Selbstverständlich begrüße ich die Abschaffung des § 219a – der große Wurf in Richtung mehr reproduktiver Selbstbestimmung ist er allerdings nicht. Die Frage, wie mit § 218 weiter verfahren werden soll, wurde in einer Kommission versenkt. SPD und Grüne, die im Wahlkampf noch klar sagten, dass gewollte [A1] Schwangerschaftsabbrüche aus dem Strafgesetzbuch verschwinden müssten , konnten diese Forderung im Koalitionsvertrag mit der FDP nicht durchsetzen. Immerhin wurde mit aufgenommen, dass der kostenfreie Zugang zu Abtreibungen möglich sein und die Versorgungslage verbessert werden soll[KU2] . Die Übernahme der Kosten durch Krankenkassen ist jedoch unmöglich, solange Abtreibungen nur als unter bestimmten Bedingungen straffrei gelten – sie aber weiterhin dem Grunde nach rechtswidrig sind. Für Ärzt:innen sind die verschiedenen Methoden des Schwangerschaftsabbruchs kein Bestandteil der medizinischen Ausbildung und da sie sich anschließend in einem juristisch unsicheren Feld bewegen, wenn sie diese anbieten, schrecken immer mehr vor dem Angebot zurück. Die klagefreudigen „Lebensschützer:innen“-Netzwerke haben hier ganze Arbeit geleistet.

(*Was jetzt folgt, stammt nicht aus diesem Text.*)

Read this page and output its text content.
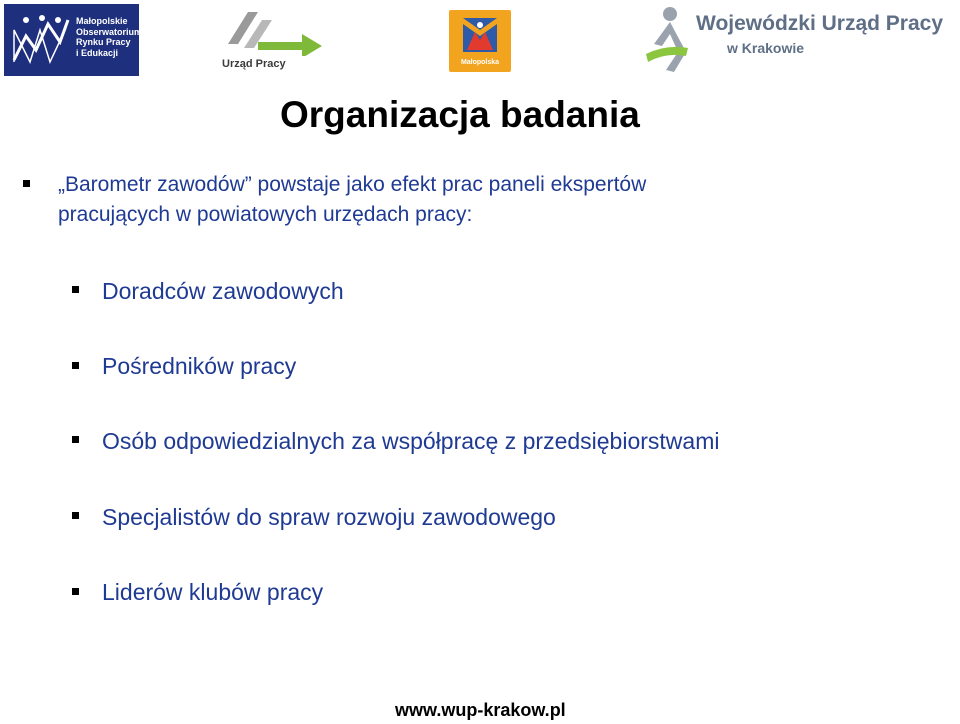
Małopolskie
Obserwatorium
Rynku Pracy
i Edukacji
Urząd Pracy	Małopolska
Wojewódzki Urząd Pracy
w Krakowie
Organizacja badania
„Barometr zawodów” powstaje jako efekt prac paneli ekspertów
pracujących w powiatowych urzędach pracy:
Doradców zawodowych
Pośredników pracy
Osób odpowiedzialnych za współpracę z przedsiębiorstwami
Specjalistów do spraw rozwoju zawodowego
Liderów klubów pracy
www.wup-krakow.pl
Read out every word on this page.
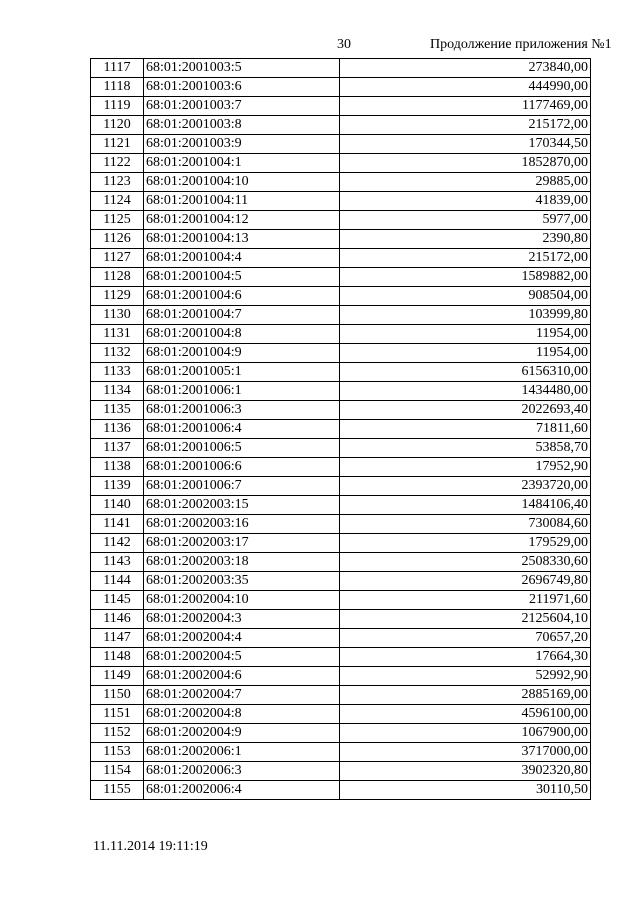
30	Продолжение приложения №1
1117	68:01:2001003:5	273840,00
1118	68:01:2001003:6	444990,00
1119	68:01:2001003:7	1177469,00
1120	68:01:2001003:8	215172,00
1121	68:01:2001003:9	170344,50
1122	68:01:2001004:1	1852870,00
1123	68:01:2001004:10	29885,00
1124	68:01:2001004:11	41839,00
1125	68:01:2001004:12	5977,00
1126	68:01:2001004:13	2390,80
1127	68:01:2001004:4	215172,00
1128	68:01:2001004:5	1589882,00
1129	68:01:2001004:6	908504,00
1130	68:01:2001004:7	103999,80
1131	68:01:2001004:8	11954,00
1132	68:01:2001004:9	11954,00
1133	68:01:2001005:1	6156310,00
1134	68:01:2001006:1	1434480,00
1135	68:01:2001006:3	2022693,40
1136	68:01:2001006:4	71811,60
1137	68:01:2001006:5	53858,70
1138	68:01:2001006:6	17952,90
1139	68:01:2001006:7	2393720,00
1140	68:01:2002003:15	1484106,40
1141	68:01:2002003:16	730084,60
1142	68:01:2002003:17	179529,00
1143	68:01:2002003:18	2508330,60
1144	68:01:2002003:35	2696749,80
1145	68:01:2002004:10	211971,60
1146	68:01:2002004:3	2125604,10
1147	68:01:2002004:4	70657,20
1148	68:01:2002004:5	17664,30
1149	68:01:2002004:6	52992,90
1150	68:01:2002004:7	2885169,00
1151	68:01:2002004:8	4596100,00
1152	68:01:2002004:9	1067900,00
1153	68:01:2002006:1	3717000,00
1154	68:01:2002006:3	3902320,80
1155	68:01:2002006:4	30110,50
11.11.2014 19:11:19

Zwar hat die Ampel mit der Ankündigung einer verbesserten Ausbildung und mit dem Verbot der Gehsteigbelästigungen, die von ebensolchen Gruppierungen immer wieder vor Praxen und Beratungsstellen durchgeführt werden, neben der Abschaffung von § 219a bereits Schritte angekündigt bzw. unternommen, die in Teilen zu Verbesserungen führen könnten. Ohne die Streichung des gewollten Schwangerschaftsabbruchs aus dem Strafgesetzbuch bleibt dies jedoch nur Stückwerk und ungeeignet, die schlechte Versorgungslage zu beenden. Seit Anfang der 2000er-Jahre ist die Zahl der Praxen, die Abbrüche vornehmen, um 45% zurückgegangen. Die Konsequenz ist klar: insbesondere im ländlichen Raum wurden die Wege damit immer weiter. Frauen mit weniger Einkommen werden hierdurch stark belastet. Zu den Kosten für den Abbruch an sich, die sich zwischen 200 und 570 € belaufen, kommen dann noch Reisekosten in nicht unerheblicher Höhe. Durch den aktuell festgeschriebenen Beratungszwang möglicherweise sogar doppelt – denn zwischen Beratung und Durchführung ist eine Bedenkzeit von drei Tagen vorgeschrieben. Hieran ist nicht nur der finanzielle Aspekt, sondern besonders auch das Frauenbild bemerkenswert.
Ich kann mir nicht vorstellen, wie die Koalition aus diesem Dilemma herauskommen will oder ob letztlich nicht die Kommission zu dem Ergebnis kommen wird: Kostenfreier und flächendeckender Zugang zu Schwangerschaftsabbrüchen wird nicht ohne Streichung aus dem Strafgesetzbuch zu machen sein. Die bisherigen Erfahrungen mit strittigen Themen in dieser Regierung lassen mich erahnen, wer sich hierbei letztlich durchsetzen wird. Wir als LINKE werden auf jeden Fall weiter alles daran setzen, dass Frauen ihr Selbstbestimmungsrecht wahrnehmen können – ein Punkt der in der DDR im Übrigen bereits in den 1970er Jahren in dieser Beziehung besser umgesetzt war – und dass die Zeiten, in denen andere über Frauenkörper entscheiden, ein Ende haben!